Devletse şunu söyler: “Karl Marks’ı Avrupa aydınlanma
devrimlerinin temel bağlamından kopararak okumaya kalkanlar, ne kapitalizmi ne
sosyalizmi anlayabilirler.”[2] Eliaçık da sosyalistler gibi bu Avrupa
aydınlanma devrimi ölçütüne çekilmiştir. O ölçüt, zinhar eleştirilemez. Bu
ülkenin TKP’si dahi o ölçüte uygun hareket etmelidir.
Ölçüte göre demokrasi, küçük burjuvazinin
seçme-seçilme hakkından ibarettir. Yoksulluğun ve zulmün dayattığı
zorunluluklarla boğuşan emekçilerle bir alakası yoktur. Yoksullar ve ezilenler,
demokrasinin konusu değildirler. Onlar, sadece efendiler adına savaşmak ve
telef olmak için vardırlar.
* * *
Çeşitli meselelere dair fikirlerini beyan ettiği vakit
küfürlere maruz kalan bir isim, Yıldız Tilbe. Onunla ilgili bir yorumda,
doksanlarda Sezen Aksu’nun elinden tuttuğu günlerde söylediği bir şarkı
paylaşılıyor, “keşke böyle kalsaydı” deniliyordu.

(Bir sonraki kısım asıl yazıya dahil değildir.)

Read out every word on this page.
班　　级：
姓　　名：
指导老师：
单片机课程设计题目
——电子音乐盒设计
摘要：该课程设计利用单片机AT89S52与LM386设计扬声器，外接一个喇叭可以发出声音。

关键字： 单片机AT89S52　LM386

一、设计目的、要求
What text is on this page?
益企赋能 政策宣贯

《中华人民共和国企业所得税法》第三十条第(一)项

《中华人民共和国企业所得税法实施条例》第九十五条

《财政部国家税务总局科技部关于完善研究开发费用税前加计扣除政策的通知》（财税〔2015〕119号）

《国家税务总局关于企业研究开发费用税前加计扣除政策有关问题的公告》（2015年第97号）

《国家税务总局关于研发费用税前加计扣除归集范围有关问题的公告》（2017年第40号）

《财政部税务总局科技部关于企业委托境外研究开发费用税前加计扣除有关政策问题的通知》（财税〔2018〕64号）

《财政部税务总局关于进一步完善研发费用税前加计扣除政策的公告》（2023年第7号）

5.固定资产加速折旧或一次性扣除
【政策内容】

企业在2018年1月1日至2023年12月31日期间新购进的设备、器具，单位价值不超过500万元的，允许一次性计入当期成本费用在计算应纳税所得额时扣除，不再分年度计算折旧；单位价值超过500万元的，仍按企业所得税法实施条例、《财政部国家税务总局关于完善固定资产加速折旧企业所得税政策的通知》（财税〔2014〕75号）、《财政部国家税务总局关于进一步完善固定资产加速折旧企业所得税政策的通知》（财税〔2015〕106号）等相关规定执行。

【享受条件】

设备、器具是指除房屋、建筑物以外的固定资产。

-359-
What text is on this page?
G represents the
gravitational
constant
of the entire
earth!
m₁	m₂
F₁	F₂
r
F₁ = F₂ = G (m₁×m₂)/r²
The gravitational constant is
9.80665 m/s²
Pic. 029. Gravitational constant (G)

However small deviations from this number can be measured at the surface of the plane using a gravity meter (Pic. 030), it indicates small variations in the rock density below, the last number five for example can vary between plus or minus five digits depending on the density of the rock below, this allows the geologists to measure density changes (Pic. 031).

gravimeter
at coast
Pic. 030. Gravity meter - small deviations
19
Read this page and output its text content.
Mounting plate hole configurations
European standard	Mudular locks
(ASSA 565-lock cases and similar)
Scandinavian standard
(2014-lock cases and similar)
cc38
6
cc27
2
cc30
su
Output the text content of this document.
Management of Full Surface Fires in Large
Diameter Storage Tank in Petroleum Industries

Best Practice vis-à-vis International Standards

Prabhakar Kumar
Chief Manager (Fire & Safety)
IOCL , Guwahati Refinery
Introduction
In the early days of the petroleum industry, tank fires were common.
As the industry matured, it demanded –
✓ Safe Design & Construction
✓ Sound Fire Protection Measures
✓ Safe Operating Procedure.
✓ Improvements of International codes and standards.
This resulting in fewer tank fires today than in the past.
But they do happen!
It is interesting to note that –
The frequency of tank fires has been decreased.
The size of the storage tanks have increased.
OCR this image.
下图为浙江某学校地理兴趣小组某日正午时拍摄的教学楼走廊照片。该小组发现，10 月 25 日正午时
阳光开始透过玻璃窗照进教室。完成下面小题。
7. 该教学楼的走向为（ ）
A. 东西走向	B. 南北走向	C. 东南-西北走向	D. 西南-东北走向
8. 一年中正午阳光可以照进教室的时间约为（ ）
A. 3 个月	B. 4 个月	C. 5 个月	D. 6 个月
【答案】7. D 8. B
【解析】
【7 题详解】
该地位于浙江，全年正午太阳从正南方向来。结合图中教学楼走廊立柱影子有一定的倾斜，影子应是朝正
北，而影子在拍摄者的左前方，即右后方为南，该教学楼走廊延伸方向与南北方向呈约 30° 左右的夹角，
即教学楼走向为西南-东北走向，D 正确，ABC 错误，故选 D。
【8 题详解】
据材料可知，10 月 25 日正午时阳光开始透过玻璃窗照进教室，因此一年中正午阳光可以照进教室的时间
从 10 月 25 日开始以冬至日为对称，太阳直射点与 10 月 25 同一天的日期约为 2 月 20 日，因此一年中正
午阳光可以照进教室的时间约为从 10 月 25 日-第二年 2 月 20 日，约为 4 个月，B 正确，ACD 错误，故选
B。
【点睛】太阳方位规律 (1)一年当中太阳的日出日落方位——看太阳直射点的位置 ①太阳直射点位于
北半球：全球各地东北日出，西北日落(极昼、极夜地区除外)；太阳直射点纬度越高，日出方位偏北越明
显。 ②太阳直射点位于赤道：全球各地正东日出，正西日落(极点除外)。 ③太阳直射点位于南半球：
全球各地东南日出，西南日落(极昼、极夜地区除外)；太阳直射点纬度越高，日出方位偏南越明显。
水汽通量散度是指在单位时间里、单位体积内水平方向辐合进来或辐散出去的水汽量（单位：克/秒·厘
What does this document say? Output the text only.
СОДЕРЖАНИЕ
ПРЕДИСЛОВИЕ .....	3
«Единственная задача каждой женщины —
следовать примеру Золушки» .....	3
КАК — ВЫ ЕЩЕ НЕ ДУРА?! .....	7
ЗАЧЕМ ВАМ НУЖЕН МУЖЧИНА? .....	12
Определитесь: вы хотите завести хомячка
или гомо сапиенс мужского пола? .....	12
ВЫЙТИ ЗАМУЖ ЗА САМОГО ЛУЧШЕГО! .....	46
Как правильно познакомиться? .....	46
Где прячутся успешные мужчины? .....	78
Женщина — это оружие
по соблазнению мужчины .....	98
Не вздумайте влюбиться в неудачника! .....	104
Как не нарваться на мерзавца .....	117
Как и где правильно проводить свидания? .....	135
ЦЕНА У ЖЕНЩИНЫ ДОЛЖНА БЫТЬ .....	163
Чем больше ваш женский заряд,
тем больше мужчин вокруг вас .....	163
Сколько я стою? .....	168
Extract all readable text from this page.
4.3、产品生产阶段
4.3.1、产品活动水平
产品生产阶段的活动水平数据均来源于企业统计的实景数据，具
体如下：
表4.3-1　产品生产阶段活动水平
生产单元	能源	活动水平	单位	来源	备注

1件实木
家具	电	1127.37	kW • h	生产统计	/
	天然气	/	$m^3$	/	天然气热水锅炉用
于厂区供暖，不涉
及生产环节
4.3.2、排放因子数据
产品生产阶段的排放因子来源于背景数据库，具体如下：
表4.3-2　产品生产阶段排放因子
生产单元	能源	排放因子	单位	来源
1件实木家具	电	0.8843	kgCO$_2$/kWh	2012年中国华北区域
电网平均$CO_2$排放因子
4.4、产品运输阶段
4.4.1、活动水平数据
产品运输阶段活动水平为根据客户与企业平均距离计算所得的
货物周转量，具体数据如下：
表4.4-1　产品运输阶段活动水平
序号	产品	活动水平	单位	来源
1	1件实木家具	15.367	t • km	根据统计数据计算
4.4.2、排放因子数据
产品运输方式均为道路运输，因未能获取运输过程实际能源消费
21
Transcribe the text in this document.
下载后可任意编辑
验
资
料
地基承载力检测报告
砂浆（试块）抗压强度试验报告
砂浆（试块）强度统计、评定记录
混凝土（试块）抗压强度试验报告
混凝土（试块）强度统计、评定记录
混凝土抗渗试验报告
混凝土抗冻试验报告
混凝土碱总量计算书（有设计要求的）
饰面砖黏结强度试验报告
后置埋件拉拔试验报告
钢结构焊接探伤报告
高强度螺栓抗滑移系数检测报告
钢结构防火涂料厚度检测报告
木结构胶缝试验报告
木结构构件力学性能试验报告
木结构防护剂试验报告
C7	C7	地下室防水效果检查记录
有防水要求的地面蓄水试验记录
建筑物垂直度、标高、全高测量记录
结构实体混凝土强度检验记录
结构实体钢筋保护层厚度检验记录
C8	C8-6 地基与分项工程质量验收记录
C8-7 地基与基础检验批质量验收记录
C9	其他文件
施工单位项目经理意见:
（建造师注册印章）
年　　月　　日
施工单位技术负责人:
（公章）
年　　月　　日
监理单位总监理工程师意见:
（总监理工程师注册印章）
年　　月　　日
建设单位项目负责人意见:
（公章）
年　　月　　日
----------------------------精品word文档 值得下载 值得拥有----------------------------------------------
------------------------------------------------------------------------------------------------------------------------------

Yıldız Tilbe de bir açıdan Ahmet Kaya gibi. Hayata ve
halka ait farklı duygularla, kavgalarla, düşüncelerle, dertlerle, acılarla,
yamalı, eksik, hatalı, akortsuz oluşlarla ilişki kuruyor. Bazen bir Çingene,
bazen de sevdiğine kavuşamayan şehirli bir genç kız gibi söylüyor şarkısını.
Tek renk, tek düze, tek ses, asla değil. Ahmet Kaya ve Yıldız Tilbe’nin
şarkılarını ardı sıra dinlediğinizde, bu iki ismin tüm şarkıları farklı
söylediğini görüyorsunuz. Rengârenk ses, farklı duyguları kucaklıyor.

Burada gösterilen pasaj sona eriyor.